As a consequence of the governments’ campaign the opening celebration of the Grand Prix Formula 1 car race in Montreal has been cancelled, claiming threats by the students to disrupt it. It is clear what the Québec government is trying to portray: if you want a fun filled summer… don’t support the student strike!
However the student strike movement has committed itself to continue peaceful action over the summer months and many more layers of Québec and Canada’s society is helping to fill the streets.
Viva Street! We Must Defend & Extend the Québec Student Strike!
Although the Québec student strike has gained incredible amounts of support Canada wide and internationally, there is still a certain lack of solidarity from places which Québec students should be able to rely on. The official opposition, the New Democratic Party (NDP) has sat idly by as the movement has grown. Other student organizations and unions across Canada have been lacking in support as well. It is true that many have sent and are continuing to send financial donations to help with legal costs incurred by the strikers, but what is needed in Canada and internationally is a movement of solidarity that, like the Québec strike, can defend our dignity as students and oppressed people.
While Québec students have been able to fend off increases to the cost of education time and time again, the rest of Canada has seen decades of continued hikes.
According to the Canadian Federation of Students (CFS), “At the beginning of the 1990s, average undergraduate tuition fees in Canada were $1,464. Today, these fees have risen more than three-fold to $5,138.” Startling figures considering that Québec students are currently fighting to maintain a cost, which is less than the Canadian average in the early 1990s!
Québec students are marching a dignified path in defense of their right to an accessible education.
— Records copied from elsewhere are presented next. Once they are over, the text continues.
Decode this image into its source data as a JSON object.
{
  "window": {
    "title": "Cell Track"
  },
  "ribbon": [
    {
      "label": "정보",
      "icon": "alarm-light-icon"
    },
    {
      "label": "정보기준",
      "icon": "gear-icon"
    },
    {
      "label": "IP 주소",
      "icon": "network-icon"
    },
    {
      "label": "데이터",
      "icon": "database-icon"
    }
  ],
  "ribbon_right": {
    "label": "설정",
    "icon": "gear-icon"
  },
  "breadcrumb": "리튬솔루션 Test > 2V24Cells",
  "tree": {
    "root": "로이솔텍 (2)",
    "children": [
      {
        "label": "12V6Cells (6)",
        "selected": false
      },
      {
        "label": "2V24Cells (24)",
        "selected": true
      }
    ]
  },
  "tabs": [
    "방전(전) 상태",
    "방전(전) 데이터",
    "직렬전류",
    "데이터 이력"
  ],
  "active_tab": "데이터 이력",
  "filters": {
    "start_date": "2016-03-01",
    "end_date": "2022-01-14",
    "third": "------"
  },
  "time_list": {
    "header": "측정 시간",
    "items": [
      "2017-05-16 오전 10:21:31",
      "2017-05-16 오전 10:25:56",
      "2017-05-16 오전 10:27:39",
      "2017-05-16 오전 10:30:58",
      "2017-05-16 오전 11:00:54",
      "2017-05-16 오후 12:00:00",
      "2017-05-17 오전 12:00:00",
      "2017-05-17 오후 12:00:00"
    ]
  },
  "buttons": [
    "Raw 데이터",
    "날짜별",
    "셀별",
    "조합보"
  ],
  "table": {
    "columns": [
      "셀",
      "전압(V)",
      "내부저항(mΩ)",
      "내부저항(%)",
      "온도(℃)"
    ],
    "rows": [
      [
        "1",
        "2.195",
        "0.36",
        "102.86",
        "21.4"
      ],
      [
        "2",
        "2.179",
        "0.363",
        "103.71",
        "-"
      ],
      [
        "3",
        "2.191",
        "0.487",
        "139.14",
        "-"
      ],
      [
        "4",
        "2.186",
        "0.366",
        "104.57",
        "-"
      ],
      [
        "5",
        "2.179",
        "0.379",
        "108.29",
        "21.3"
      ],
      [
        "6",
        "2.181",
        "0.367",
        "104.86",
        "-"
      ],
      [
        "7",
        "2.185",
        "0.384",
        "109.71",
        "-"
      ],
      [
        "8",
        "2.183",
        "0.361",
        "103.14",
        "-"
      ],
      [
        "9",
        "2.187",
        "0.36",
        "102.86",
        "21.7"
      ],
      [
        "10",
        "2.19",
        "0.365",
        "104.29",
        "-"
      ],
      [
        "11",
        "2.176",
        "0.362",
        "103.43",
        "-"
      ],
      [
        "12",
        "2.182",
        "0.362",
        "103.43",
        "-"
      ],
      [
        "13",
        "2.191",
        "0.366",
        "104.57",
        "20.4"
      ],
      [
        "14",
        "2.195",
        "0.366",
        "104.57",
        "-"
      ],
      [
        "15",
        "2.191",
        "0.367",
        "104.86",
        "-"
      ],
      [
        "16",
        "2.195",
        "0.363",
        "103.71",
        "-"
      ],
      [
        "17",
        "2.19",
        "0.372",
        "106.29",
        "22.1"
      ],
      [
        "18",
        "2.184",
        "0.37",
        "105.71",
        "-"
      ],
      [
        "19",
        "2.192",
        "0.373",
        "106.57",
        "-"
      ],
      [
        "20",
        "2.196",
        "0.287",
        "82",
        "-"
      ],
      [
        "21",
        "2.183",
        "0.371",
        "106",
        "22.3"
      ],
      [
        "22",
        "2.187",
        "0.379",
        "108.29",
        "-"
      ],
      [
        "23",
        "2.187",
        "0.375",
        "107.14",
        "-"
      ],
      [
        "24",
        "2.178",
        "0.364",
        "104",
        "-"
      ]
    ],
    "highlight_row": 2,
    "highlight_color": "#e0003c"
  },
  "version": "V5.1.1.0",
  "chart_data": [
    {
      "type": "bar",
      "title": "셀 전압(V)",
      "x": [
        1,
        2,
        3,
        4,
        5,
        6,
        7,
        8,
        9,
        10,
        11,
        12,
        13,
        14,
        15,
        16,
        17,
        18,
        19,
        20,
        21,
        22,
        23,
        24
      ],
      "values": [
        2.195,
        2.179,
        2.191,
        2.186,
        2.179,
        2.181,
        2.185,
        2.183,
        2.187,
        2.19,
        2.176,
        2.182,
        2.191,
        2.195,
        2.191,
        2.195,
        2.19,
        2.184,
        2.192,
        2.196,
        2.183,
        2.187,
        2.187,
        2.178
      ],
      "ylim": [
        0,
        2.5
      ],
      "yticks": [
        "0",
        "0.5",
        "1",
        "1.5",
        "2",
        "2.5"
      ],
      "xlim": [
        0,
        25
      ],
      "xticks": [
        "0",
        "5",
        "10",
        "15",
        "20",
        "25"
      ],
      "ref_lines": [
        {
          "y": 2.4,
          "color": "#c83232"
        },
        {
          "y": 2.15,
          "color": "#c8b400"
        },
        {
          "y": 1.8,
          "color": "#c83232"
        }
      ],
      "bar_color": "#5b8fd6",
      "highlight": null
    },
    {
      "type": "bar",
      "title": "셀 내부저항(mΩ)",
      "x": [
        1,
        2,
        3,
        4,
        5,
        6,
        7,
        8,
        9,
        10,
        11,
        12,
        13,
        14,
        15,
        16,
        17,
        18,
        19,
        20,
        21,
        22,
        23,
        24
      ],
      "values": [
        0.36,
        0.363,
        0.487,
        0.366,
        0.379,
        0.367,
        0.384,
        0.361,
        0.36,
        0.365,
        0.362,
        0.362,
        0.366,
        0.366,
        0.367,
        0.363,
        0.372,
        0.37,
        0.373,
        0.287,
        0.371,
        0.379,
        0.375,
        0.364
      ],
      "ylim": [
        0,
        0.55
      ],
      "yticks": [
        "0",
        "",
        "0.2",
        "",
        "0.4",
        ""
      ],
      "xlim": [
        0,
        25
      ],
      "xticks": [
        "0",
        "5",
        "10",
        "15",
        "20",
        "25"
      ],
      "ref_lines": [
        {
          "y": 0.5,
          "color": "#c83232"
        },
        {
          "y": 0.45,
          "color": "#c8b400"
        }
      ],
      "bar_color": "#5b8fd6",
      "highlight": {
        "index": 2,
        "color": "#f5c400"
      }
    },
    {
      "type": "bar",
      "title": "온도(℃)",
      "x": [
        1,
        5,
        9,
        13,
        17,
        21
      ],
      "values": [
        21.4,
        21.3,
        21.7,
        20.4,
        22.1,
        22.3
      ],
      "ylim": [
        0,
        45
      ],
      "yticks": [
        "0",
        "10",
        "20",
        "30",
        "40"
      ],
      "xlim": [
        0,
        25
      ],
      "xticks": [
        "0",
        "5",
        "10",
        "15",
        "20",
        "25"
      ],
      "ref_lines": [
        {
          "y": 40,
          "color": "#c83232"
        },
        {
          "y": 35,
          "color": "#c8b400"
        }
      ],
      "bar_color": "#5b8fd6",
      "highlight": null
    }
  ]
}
If we in the rest of Canada are paying in some provinces, over 3 times more, where is our fight?
The key to defending the Québec student strike, outside of Québec, lies within our own struggle in each province of Canada, in the U.S. and around the world.
In 2008 the Prime Minister Harper Conservative Government released the “Canada First Defense Strategy” which had included a 20-year program for military upgrades. The upgrades will end up costing taxpayers in Canada $490 billion. This is in addition to the more than $22 billion spent on the war against the people of Afghanistan and the $150 million spent on bombing the people of Libya which claimed the lives of at least 30,000 people.
We need to demand a ‘Canada Education First Strategy’! With the government of Canada spending billions upon billions on war, it becomes clear why education is not their priority.
Our priority as students, working and oppressed people in Canada is education, jobs healthcare and a dignified life.
MONEY FOR EDUCATION, NOT FOR WAR!
ABOLISH BILL 78!
FREEZE TUITION FEES IN QUÉBEC!
FREE AND ACCESSIBLE EDUCATION FOR ALL!